Cilcare
- Type: Private
- Industry: Biotechnology
- Founded: 6 June 2014
- Founder: Celia Belline Marie-Pierre Pasdelou Sylvie Pucheu
- Headquarters: Montpellier, France
- Key people: Celia Belline (CEO)
- Website: https://www.cilcare.com

= Cilcare =

French biotechnology company

Cilcare is a French biotechnology company founded in 2014, specialized in the development of therapies for auditory pathologies. Headquartered in Montpellier, France, with operations in Boston, the company focuses on addressing underdiagnosed hearing disorders such as cochlear synaptopathy and tinnitus.'

== Activities ==
Cilcare conducts research on hearing disorders, including cochlear synaptopathy and tinnitus, using technologies like AI and biotech. The company is developing treatments, such as CIL001, to restore neural connections and identify auditory biomarkers. Its research aims to improve the diagnosis and treatment of hearing-related conditions.'

== History ==
Cilcare was founded in 2014 by three former Sanofi executives: Célia Belline, Marie-Pierre Pasdelou, and Sylvie Pucheu.'

In 2017, the company established a subsidiary in Boston and partnered with Cbset, a biomedical research firm, to commercialize regulatory toxicology services for hearing-related treatments. Cilcare also collaborated with Draper to develop an intracochlear drug delivery system.

In 2020, Cilcare expanded its activities to Denmark and acquired 4 proprietary drug candidates from Sanofi's portfolio.

In 2021, the company signed a partnership with Knotus, a South Korean non-clinical CRO, to develop therapies for preventing and treating hearing loss.

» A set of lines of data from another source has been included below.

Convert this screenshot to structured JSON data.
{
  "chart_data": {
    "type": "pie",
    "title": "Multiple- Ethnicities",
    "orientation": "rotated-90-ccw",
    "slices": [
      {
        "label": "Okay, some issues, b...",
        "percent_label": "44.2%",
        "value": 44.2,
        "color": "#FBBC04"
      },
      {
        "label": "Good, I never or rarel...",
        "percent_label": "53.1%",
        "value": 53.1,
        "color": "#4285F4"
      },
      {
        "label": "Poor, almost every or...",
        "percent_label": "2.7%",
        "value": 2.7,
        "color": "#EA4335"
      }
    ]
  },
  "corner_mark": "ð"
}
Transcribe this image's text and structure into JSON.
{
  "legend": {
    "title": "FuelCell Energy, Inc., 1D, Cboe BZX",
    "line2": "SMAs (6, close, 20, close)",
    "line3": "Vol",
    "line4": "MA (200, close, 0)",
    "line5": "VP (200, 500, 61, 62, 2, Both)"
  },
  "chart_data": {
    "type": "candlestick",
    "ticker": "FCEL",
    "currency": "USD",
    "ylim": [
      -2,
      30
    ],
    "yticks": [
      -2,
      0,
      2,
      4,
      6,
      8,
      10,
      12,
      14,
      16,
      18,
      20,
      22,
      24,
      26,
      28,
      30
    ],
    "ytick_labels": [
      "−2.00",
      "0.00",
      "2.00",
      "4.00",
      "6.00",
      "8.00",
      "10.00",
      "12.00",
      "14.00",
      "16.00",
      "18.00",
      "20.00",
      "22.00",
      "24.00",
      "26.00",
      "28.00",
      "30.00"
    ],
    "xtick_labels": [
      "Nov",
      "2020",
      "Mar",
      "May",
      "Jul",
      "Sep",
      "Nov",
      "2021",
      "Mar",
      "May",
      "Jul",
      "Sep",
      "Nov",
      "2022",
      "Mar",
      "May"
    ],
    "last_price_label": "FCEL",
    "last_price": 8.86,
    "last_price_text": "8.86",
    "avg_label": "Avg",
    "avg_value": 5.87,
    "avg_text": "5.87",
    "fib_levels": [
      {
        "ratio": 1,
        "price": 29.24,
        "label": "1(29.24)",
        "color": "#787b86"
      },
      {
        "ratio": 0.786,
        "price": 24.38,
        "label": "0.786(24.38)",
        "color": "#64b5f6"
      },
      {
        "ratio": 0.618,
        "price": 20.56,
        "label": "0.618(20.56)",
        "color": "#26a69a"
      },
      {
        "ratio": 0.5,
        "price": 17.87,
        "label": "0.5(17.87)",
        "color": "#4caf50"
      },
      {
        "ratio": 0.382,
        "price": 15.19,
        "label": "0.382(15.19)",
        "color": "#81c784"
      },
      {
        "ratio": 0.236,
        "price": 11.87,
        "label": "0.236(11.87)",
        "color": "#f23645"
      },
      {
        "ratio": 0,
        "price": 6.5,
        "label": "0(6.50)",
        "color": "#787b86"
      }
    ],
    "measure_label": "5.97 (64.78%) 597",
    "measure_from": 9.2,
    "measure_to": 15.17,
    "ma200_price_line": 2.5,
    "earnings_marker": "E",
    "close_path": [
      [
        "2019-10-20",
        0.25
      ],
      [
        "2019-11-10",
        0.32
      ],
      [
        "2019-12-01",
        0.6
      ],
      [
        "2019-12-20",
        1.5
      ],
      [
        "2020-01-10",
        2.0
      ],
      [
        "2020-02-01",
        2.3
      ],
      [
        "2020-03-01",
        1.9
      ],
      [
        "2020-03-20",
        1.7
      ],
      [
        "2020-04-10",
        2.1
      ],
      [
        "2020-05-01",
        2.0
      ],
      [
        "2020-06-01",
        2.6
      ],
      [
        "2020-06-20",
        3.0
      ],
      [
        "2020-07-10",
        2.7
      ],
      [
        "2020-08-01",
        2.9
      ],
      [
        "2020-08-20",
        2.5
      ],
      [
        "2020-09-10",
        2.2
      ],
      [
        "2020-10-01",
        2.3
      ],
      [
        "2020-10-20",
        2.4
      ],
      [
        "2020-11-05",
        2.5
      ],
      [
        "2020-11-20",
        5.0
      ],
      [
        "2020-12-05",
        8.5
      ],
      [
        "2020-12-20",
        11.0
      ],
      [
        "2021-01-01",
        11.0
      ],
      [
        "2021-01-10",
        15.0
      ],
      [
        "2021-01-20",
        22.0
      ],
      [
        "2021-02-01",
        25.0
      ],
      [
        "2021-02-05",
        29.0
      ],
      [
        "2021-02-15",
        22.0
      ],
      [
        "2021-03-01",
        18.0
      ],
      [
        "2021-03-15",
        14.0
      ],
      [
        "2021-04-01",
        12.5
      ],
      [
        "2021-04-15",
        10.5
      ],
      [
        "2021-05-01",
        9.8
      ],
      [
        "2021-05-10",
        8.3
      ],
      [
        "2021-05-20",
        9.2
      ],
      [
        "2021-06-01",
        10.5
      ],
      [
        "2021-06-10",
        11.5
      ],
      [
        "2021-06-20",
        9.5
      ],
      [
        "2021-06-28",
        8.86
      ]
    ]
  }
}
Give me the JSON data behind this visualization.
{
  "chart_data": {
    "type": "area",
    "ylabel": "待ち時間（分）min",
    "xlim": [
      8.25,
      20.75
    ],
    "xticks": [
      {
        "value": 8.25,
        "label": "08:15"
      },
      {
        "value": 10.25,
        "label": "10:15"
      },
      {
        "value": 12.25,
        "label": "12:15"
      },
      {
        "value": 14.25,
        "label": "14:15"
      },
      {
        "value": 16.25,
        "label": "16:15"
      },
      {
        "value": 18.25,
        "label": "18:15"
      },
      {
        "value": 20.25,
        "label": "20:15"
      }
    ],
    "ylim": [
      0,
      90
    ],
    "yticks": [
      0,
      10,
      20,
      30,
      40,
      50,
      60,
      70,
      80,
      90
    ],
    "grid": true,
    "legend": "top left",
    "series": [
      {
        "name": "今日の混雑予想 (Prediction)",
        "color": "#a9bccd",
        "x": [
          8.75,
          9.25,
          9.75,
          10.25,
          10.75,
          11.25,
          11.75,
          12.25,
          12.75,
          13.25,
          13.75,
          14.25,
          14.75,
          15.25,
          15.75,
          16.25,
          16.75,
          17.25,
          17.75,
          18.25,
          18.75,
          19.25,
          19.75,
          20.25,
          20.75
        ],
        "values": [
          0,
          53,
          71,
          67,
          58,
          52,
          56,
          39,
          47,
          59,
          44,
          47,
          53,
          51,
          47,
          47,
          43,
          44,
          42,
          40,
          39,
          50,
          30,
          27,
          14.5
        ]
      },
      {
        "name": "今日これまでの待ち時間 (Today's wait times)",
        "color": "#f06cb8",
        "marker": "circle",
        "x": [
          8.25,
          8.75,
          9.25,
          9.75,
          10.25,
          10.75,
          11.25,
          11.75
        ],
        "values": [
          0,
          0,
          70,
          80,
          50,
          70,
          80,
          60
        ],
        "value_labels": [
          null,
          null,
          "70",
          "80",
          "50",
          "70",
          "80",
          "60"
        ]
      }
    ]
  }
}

In 2023, Cilcare, collaborated with SATT AxLR and the Laboratory of Bioengineering and Nanosciences at the University of Montpellier, to launch OrgaEar. This project uses induced pluripotent stem cells and 3D cultures to create cochlear organoids, enabling the study and development of treatments for deafness without animal testing.'

In June 2024, Cilcare and Shionogi announced an exclusive option agreement, granting Shionogi worldwide licensing rights to two drug candidates, CIL001 and CIL003, for treating hearing disorders such as hidden hearing loss and tinnitus.

In December 2024, Cilcare raised €21 million from investors, including Shionogi, Multi Invest VCC, and SPRIM Global Investments, bringing its total funding to €40 million.

In early 2025, Cilcare initiated the SAPHIR study (early Stage of Alzheimer’s and Parkinson’s diseases, HearIng Relevance) in collaboration with the University Hospitals of Montpellier and Nîmes, exploring the link between hearing loss and neurodegenerative diseases.

In early 2026, Cilcare announced the opening of a subsidiary in Japan. In June 2026, the company revised its licensing agreement with Sanofi, which became a minority shareholder, and received funding from the European Regional Development Fund (ERDF).

== Recognition ==
In October 2022, the company, in collaboration with CBSET, won the Hearing Technology Innovator Award in the "Therapeutics" category. In May 2023, Cilcare was awarded the Women in Business Award by the French-American Chamber of Commerce of New England (FACCNE). The company was also selected for the ScaleUp Excellence program in July 2023.

In June 2024, Cilcare secured €4.2 million in funding through the i-Démo Call for Projects under France’s Plan France 2030 initiative. Later that year, in September 2024, the company received its second Hearing Technology Innovator Award for its drug candidate CIL001. In 2025, Cilcare won EEN (Enterprise Europe Network) Award.